### Why use this resource?

This resource initially asks students to decide what two unlabelled graphs represent. It aims to raise awareness of the similarities and differences between distance and displacement. The final section Thinking about journeys offers students a chance to understand why most kinematics problems they meet initially will be one-dimensional. It introduces the idea that, while one-dimensional journeys can be easily graphed on the Cartesian plane, journeys in two dimensions may be more problematic.

### Possible approach

Mini-white boards could be useful so you can ask students to draw some of the graphs they suggest, helping them to decide for themselves whether or not their answers are correct.

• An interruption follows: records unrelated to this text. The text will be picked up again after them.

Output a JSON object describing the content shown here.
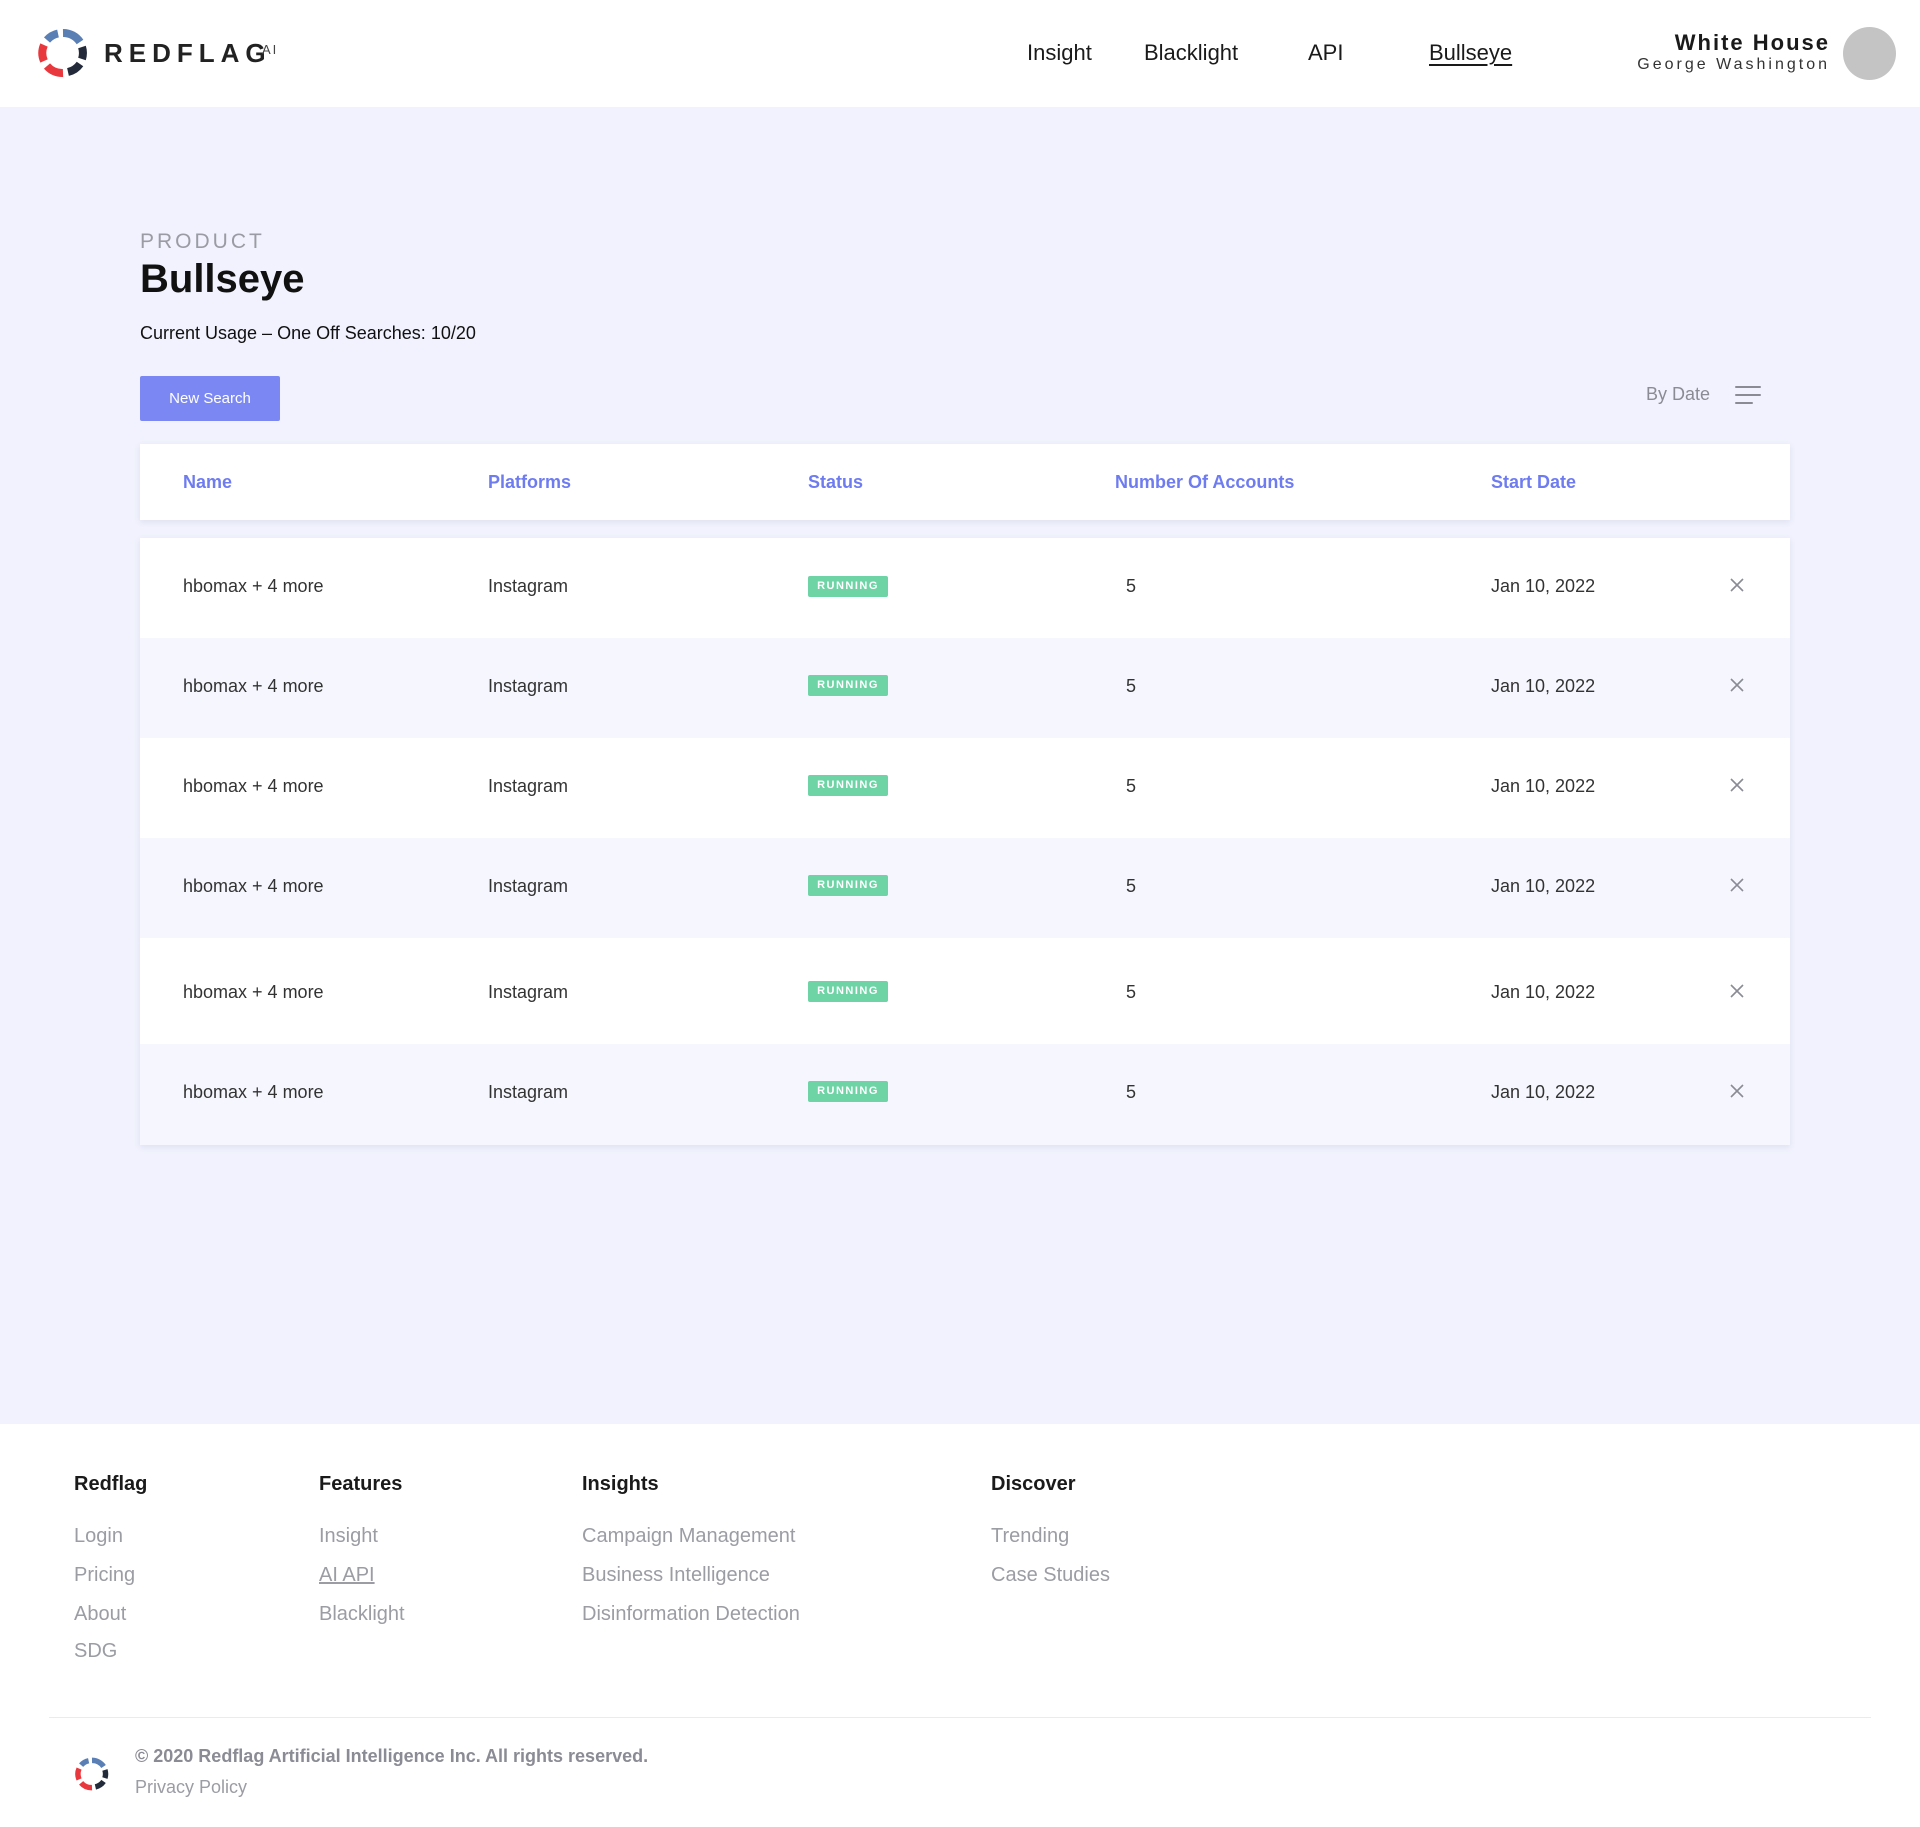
{
  "header": {
    "brand": "REDFLAG",
    "brand_sup": "AI",
    "nav": [
      "Insight",
      "Blacklight",
      "API",
      "Bullseye"
    ],
    "active_nav": "Bullseye",
    "account_name": "White House",
    "account_user": "George Washington"
  },
  "page": {
    "eyebrow": "PRODUCT",
    "title": "Bullseye",
    "usage": "Current Usage – One Off Searches: 10/20",
    "new_search_label": "New Search",
    "sort_label": "By Date"
  },
  "table": {
    "columns": [
      "Name",
      "Platforms",
      "Status",
      "Number Of Accounts",
      "Start Date"
    ],
    "rows": [
      {
        "name": "hbomax + 4 more",
        "platform": "Instagram",
        "status": "RUNNING",
        "accounts": "5",
        "start_date": "Jan 10, 2022"
      },
      {
        "name": "hbomax + 4 more",
        "platform": "Instagram",
        "status": "RUNNING",
        "accounts": "5",
        "start_date": "Jan 10, 2022"
      },
      {
        "name": "hbomax + 4 more",
        "platform": "Instagram",
        "status": "RUNNING",
        "accounts": "5",
        "start_date": "Jan 10, 2022"
      },
      {
        "name": "hbomax + 4 more",
        "platform": "Instagram",
        "status": "RUNNING",
        "accounts": "5",
        "start_date": "Jan 10, 2022"
      },
      {
        "name": "hbomax + 4 more",
        "platform": "Instagram",
        "status": "RUNNING",
        "accounts": "5",
        "start_date": "Jan 10, 2022"
      },
      {
        "name": "hbomax + 4 more",
        "platform": "Instagram",
        "status": "RUNNING",
        "accounts": "5",
        "start_date": "Jan 10, 2022"
      }
    ]
  },
  "footer": {
    "columns": [
      {
        "title": "Redflag",
        "links": [
          "Login",
          "Pricing",
          "About",
          "SDG"
        ]
      },
      {
        "title": "Features",
        "links": [
          "Insight",
          "AI API",
          "Blacklight"
        ]
      },
      {
        "title": "Insights",
        "links": [
          "Campaign Management",
          "Business Intelligence",
          "Disinformation Detection"
        ]
      },
      {
        "title": "Discover",
        "links": [
          "Trending",
          "Case Studies"
        ]
      }
    ],
    "copyright": "© 2020 Redflag Artificial Intelligence Inc. All rights reserved.",
    "privacy": "Privacy Policy"
  },
  "colors": {
    "accent": "#7b88f4",
    "column_header": "#6e7cf0",
    "status_running": "#6ed3a5",
    "page_bg": "#f1f2fd",
    "logo_red": "#e8383d",
    "logo_blue": "#5a7fb5",
    "logo_dark": "#232a3a"
  }
}
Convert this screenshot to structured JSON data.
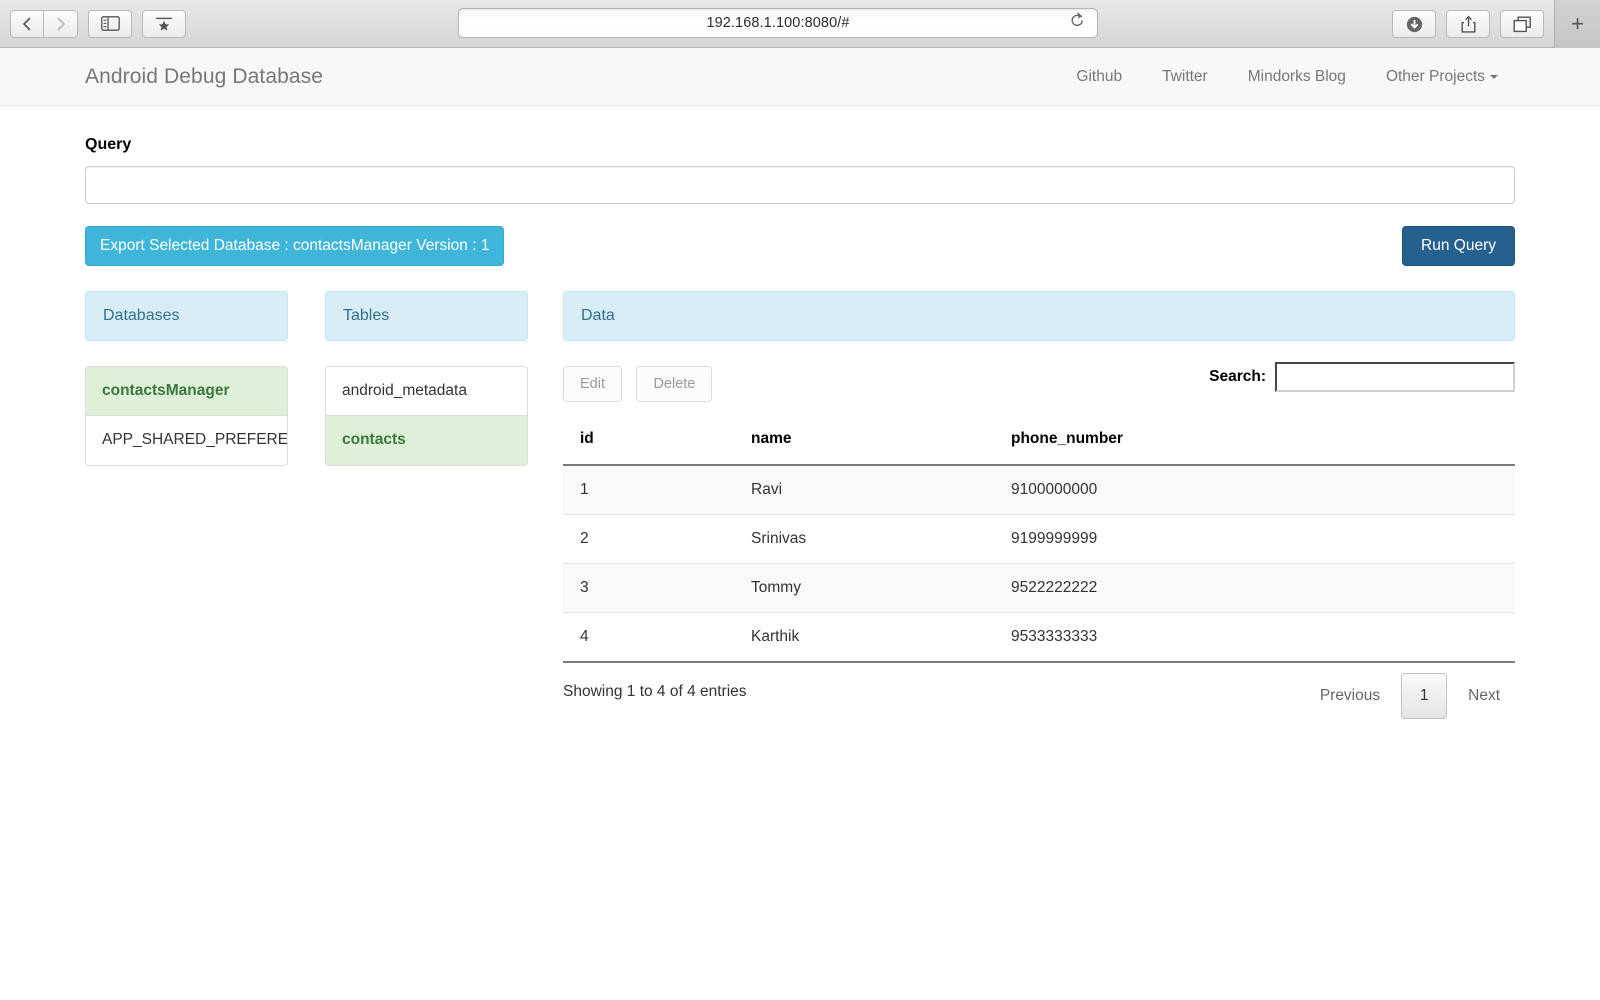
{
  "browser": {
    "back_icon": "chevron-left-icon",
    "forward_icon": "chevron-right-icon",
    "sidebar_icon": "sidebar-panel-icon",
    "bookmark_icon": "bookmark-star-icon",
    "url": "192.168.1.100:8080/#",
    "reload_icon": "reload-icon",
    "download_icon": "download-icon",
    "share_icon": "share-icon",
    "tabs_icon": "tab-overview-icon",
    "newtab_label": "+"
  },
  "navbar": {
    "brand": "Android Debug Database",
    "links": [
      {
        "label": "Github"
      },
      {
        "label": "Twitter"
      },
      {
        "label": "Mindorks Blog"
      },
      {
        "label": "Other Projects",
        "caret": true
      }
    ]
  },
  "query": {
    "label": "Query",
    "value": "",
    "placeholder": ""
  },
  "actions": {
    "export_label": "Export Selected Database : contactsManager Version : 1",
    "run_label": "Run Query"
  },
  "panels": {
    "databases": {
      "title": "Databases",
      "items": [
        {
          "label": "contactsManager",
          "active": true
        },
        {
          "label": "APP_SHARED_PREFERENCES",
          "active": false
        }
      ]
    },
    "tables": {
      "title": "Tables",
      "items": [
        {
          "label": "android_metadata",
          "active": false
        },
        {
          "label": "contacts",
          "active": true
        }
      ]
    },
    "data": {
      "title": "Data",
      "edit_label": "Edit",
      "delete_label": "Delete",
      "search_label": "Search:",
      "search_value": "",
      "columns": [
        "id",
        "name",
        "phone_number"
      ],
      "rows": [
        [
          "1",
          "Ravi",
          "9100000000"
        ],
        [
          "2",
          "Srinivas",
          "9199999999"
        ],
        [
          "3",
          "Tommy",
          "9522222222"
        ],
        [
          "4",
          "Karthik",
          "9533333333"
        ]
      ],
      "entries_info": "Showing 1 to 4 of 4 entries",
      "pagination": {
        "previous": "Previous",
        "current": "1",
        "next": "Next"
      }
    }
  },
  "colors": {
    "panel_header_bg": "#d9edf7",
    "panel_header_text": "#31708f",
    "active_item_bg": "#dff0d8",
    "active_item_text": "#3c763d",
    "export_btn": "#3fb6d9",
    "run_btn": "#26608f"
  }
}
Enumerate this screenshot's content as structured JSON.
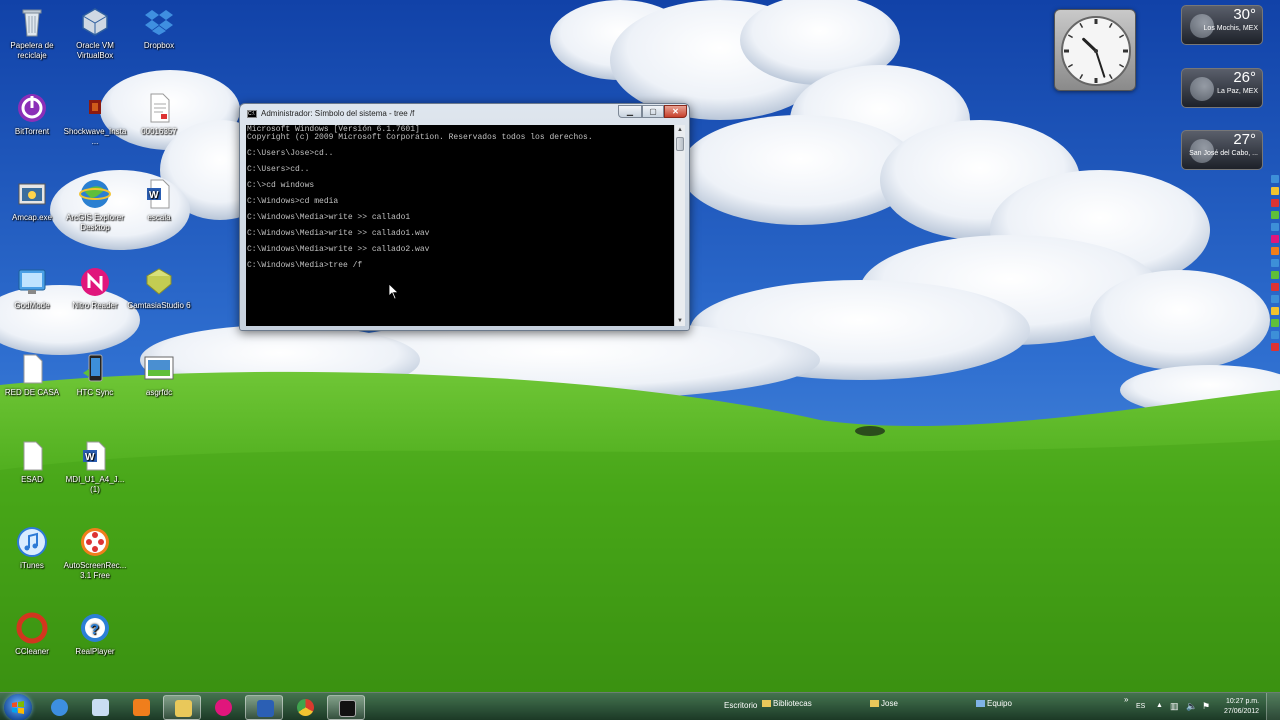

The final section tends to produce lots of talking points. For situation one, there is the opportunity to discuss the fact we can measure displacement from different points and therefore produce different graphs. In situation two, students are likely to believe that they can graph the displacement meaningfully. If their graphs show different gradients when they have turned the corner, you may wish to contrast the constant speed in the initial problem with the varying speed suggested by their graph. Also by asking them in which direction their graph suggests they are walking, you can lead them to the realisation that the graph does not give information about the direction of travel when you are dealing with two dimensions.

The ideas from both sections of this resource are developed in Speed vs velocity. This draws on the original graphs in this problem and encourages students to think more about what the gradient of a graph and area under a graph might represent.